Aronia: Origins - Consumption - Nutrition Facts - Health Benefits


  • Geographic origin and regions grown
  • Common Aronia consumption today
  • Nutrition Facts: Vitamins, minerals and phytochemical components
  • Health Benefits: Medicinal uses based on scientific studies
  • Bibliography

Known as Chokeberries for good reason. When raw they are so astringent that only the birds will eat them!

Geographic Origins and Regions Grown


 Also known as chokeberry or the aroniaberry, it is usually seen in gardens as ornamental deciduous shrubs. This berry is native to eastern North America and there are two species that can be easily distinguished based on their color (red and black).

Chokeberries are commonly found in wet woods and swamps and the two species can cross-pollinate to produce a purple-colored berry as well. The common name, chokeberry, comes from the fact that the berries are highly astringent and inedible when raw.

Common Consumption Today

This a berry most commonly consumed by wild game, song birds, and other animals of the forest that have a high tolerance for bitter fruit. Most recently, however, there has been an increase in popularity for humans and the consumption of the berry because of the multiple health benefits it is thought to possess.

Well, if it is healthy then we need to make room for it in our diet. Chokeberries are being used as a soft drink flavoring and to make juices, wine, and jam.

All things can be made better with a little culinary expertise and the larger sized berries are great for jam. As with all berries, the darker the variety the more antioxidants they contain.

Nutrition Facts: Vitamins, Minerals and Phytochemical Components

It has been discovered as of late that chokeberries possess one of the highest content levels of flavonoids and antioxidants than any other natural produce. The visual proof of such high content levels can be seen in its coloration of deep purple and black pigmentation, arising from high concentration levels of phenolics, a class of phytochemicals, as well as anthocyanins.

Total anthocyanin content and proanthocyanidin concentration in chokeberries are among the highest measured in plants to date. Chokeberries also contain a large amount of vitamin C.


Health Benefits: Medicinal Uses Based on Scientific Studies

The rich antioxidants in chokeberries allow this unique fruit to play a valuable role in its food group. The chokeberry has seen, through scientific methodological testing, significant proof of reducing risk to diseases caused by oxidative stress conditions.

Some studies have produced preliminary results which show that the chokeberry may be beneficial for treating the following medical conditions: colorectal cancer (3), cardiovascular disease (1), chronic inflammation (2), gastric mucosal disorders (peptic ulcer) (6), eye inflammation (uveitis) (4) and liver failure (5).

The University of Illinois hosts ongoing studies with the purpose of showing that they might include some components with the ability to fight cancer and cardiac disease.

Some, but not all, of the benefits associated with chokeberries include: strengthening your heart, improved blood circulation, protection of blood vessels, relaxation of the smooth muscle in arteries, regulation of blood pressure, prevention of spasms in blood vessels, inhibition of blood clot development, inhibition of atherosclerosis progression, and protection of the coronary arteries from oxidant injury (1).
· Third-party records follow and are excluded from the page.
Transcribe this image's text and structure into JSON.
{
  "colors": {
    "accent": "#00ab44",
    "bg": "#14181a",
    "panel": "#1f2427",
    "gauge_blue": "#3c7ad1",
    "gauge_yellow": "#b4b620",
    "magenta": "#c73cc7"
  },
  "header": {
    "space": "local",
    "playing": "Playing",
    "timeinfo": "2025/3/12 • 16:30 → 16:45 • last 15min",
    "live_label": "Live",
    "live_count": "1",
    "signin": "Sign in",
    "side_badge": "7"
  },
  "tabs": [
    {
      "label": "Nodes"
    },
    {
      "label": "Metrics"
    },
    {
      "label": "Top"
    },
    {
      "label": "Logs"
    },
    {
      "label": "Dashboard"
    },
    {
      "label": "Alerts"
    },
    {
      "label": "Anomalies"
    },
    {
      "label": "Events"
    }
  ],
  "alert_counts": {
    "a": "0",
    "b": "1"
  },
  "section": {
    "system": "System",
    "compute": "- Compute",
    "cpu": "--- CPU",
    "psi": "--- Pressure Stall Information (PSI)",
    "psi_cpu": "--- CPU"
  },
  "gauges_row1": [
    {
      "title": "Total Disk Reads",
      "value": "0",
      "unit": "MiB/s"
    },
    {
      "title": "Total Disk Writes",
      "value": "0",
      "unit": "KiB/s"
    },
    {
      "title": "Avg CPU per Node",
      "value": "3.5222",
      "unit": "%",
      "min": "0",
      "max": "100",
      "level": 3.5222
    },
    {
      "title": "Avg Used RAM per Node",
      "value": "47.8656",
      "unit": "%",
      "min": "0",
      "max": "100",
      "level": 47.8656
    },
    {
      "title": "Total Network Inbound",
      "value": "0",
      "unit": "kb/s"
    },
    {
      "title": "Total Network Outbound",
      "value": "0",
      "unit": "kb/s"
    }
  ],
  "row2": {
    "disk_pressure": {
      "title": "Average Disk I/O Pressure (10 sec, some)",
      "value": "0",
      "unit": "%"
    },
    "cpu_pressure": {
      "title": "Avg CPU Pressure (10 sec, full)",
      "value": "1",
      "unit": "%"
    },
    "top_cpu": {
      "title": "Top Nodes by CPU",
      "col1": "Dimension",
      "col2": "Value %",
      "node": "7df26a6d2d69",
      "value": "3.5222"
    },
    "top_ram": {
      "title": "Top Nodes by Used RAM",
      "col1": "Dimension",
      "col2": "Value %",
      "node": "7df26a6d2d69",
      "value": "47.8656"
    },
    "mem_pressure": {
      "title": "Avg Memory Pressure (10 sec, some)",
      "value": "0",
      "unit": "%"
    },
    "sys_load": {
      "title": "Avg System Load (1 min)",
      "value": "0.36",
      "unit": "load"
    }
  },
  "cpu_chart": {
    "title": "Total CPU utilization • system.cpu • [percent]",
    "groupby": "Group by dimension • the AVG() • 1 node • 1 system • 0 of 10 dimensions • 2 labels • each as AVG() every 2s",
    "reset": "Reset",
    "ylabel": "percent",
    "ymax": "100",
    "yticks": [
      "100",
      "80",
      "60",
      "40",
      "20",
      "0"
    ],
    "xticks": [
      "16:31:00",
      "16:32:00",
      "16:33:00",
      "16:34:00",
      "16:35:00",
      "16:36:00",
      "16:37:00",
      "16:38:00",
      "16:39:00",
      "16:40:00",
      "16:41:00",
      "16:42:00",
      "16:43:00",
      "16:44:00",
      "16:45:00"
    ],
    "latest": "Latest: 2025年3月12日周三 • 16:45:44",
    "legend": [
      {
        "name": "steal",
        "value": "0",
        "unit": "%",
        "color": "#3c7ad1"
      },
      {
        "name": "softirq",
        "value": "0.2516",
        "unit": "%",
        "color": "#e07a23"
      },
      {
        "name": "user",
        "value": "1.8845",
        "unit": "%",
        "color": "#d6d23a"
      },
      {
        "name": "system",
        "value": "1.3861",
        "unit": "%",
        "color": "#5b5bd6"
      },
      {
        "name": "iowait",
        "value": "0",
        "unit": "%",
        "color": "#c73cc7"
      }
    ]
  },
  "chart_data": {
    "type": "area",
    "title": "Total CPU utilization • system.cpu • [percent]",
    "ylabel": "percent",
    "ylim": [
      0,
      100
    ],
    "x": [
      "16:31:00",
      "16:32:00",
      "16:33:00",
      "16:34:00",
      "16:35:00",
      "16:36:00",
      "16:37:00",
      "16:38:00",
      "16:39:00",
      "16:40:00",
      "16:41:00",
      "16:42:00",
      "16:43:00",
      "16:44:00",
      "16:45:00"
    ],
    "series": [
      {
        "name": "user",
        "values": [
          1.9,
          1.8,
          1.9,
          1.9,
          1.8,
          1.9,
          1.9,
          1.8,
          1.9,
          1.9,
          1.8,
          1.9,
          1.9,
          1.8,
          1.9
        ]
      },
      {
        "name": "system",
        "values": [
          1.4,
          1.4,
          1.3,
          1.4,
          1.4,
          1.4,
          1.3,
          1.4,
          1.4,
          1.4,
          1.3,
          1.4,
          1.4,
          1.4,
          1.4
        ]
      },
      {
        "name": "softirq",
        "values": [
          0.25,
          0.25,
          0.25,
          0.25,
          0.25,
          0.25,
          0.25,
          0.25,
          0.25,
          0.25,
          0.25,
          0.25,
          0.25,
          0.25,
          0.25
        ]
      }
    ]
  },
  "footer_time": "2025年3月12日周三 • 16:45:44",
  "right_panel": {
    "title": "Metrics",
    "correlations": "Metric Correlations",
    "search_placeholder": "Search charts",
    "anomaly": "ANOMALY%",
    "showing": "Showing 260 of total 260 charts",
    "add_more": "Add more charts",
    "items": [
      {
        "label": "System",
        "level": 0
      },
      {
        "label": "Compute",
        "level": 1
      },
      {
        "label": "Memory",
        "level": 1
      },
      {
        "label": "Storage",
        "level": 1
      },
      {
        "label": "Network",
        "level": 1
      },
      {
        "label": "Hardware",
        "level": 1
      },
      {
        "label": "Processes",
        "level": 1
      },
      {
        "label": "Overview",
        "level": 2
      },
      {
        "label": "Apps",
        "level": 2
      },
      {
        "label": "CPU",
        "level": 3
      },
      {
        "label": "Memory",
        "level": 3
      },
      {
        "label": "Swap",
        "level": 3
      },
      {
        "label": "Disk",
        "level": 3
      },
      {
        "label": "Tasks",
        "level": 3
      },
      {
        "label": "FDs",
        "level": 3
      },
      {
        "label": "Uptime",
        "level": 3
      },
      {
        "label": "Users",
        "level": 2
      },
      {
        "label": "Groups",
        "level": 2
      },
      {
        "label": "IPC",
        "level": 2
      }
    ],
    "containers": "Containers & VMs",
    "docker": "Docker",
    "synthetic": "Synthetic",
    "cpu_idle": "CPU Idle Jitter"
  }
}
Interestingly enough, aronia is more powerful than the average cranberry for urinary tract health, posing a potential preventative to colon cancer.
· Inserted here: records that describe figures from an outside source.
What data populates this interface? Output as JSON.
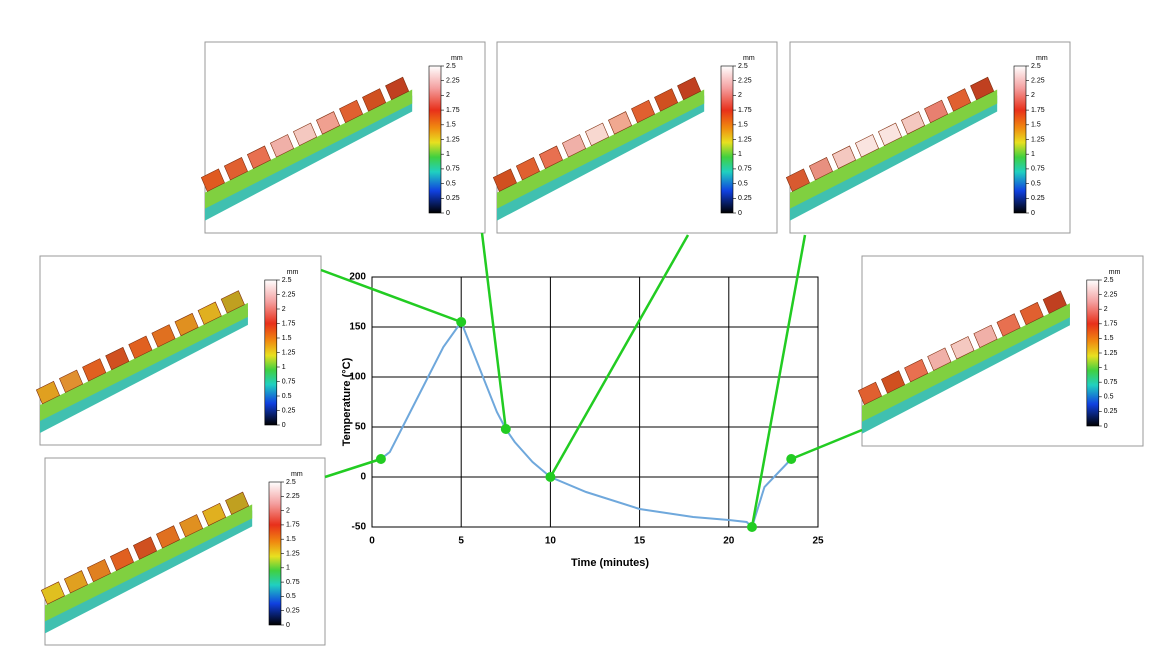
{
  "chart_data": {
    "type": "line",
    "xlabel": "Time (minutes)",
    "ylabel": "Temperature (°C)",
    "xlim": [
      0,
      25
    ],
    "xticks": [
      0,
      5,
      10,
      15,
      20,
      25
    ],
    "ylim": [
      -50,
      200
    ],
    "yticks": [
      -50,
      0,
      50,
      100,
      150,
      200
    ],
    "grid": true,
    "series": [
      {
        "color": "#6fa8dc",
        "marker": false,
        "x": [
          0.5,
          1,
          2,
          3,
          4,
          5,
          6,
          7,
          7.5,
          8,
          9,
          10,
          12,
          15,
          18,
          20,
          21,
          21.3,
          22,
          23.5
        ],
        "values": [
          18,
          25,
          60,
          95,
          130,
          155,
          110,
          65,
          48,
          35,
          15,
          0,
          -15,
          -32,
          -40,
          -43,
          -45,
          -50,
          -10,
          18
        ]
      },
      {
        "color": "#22cc22",
        "marker": true,
        "x": [
          0.5,
          5,
          7.5,
          10,
          21.3,
          23.5
        ],
        "values": [
          18,
          155,
          48,
          0,
          -50,
          18
        ]
      }
    ]
  },
  "colorbar": {
    "unit": "mm",
    "ticks": [
      2.5,
      2.25,
      2,
      1.75,
      1.5,
      1.25,
      1,
      0.75,
      0.5,
      0.25,
      0
    ]
  }
}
  1. Bell, D. R., & Gochenaur, K. (2006). Direct vasoactive and vasoprotective properties of anthocyanin-rich extracts. Journal of Applied Physiology, 100(4), 1164-1170.
  2. Han, G. L., Li, C. M., Mazza, G., & Yang, X. G. (2005). Effect of anthocyanin rich fruit extract on PGE2 produced by endothelial cells. Wei Sheng Yan Jiu, 34(5), 581-584. 
  3. Lala, G., Malik, M., Zhao, C., He, J., Kwon, Y., Giusti, M. M., & Magnuson, B. A. (2006). Anthocyanin-rich extracts inhibit multiple biomarkers of colon cancer in rats. Nutrition and Cancer, 54(1), 84-93.
  4. Ohgami, K., Ilieva, I., Shiratori, K., Koyama, Y., Jin, X. H., Yoshida, K., et al. (2005). Anti- inflammatory effects of aronia extract on rat endotoxin-induced uveitis. Investigative Ophthalmology & Visual Science, 46(1), 275-281.
  5. Valcheva-Kuzmanova, S., Borisova, P., Galunska, B., Krasnaliev, I., & Belcheva, A. (2004). Hepatoprotective effect of the natural fruit juice from Aronia melanocarpa on carbon tetrachloride-induced acute liver damage in rats. Experimental Toxicologic Pathology, 56(3), 195-201.
  6.  Valcheva-Kuzmanova, S., Marazova, K., Krasnaliev, I., Galunska, B., Borisova, P., & Belcheva, A. (2005). Effect of Aronia melanocarpa fruit juice on indomethacin-induced gastric mucosal damage and oxidative stress in rats. Experimental Toxicologic Pathology, 56(6), 385-392.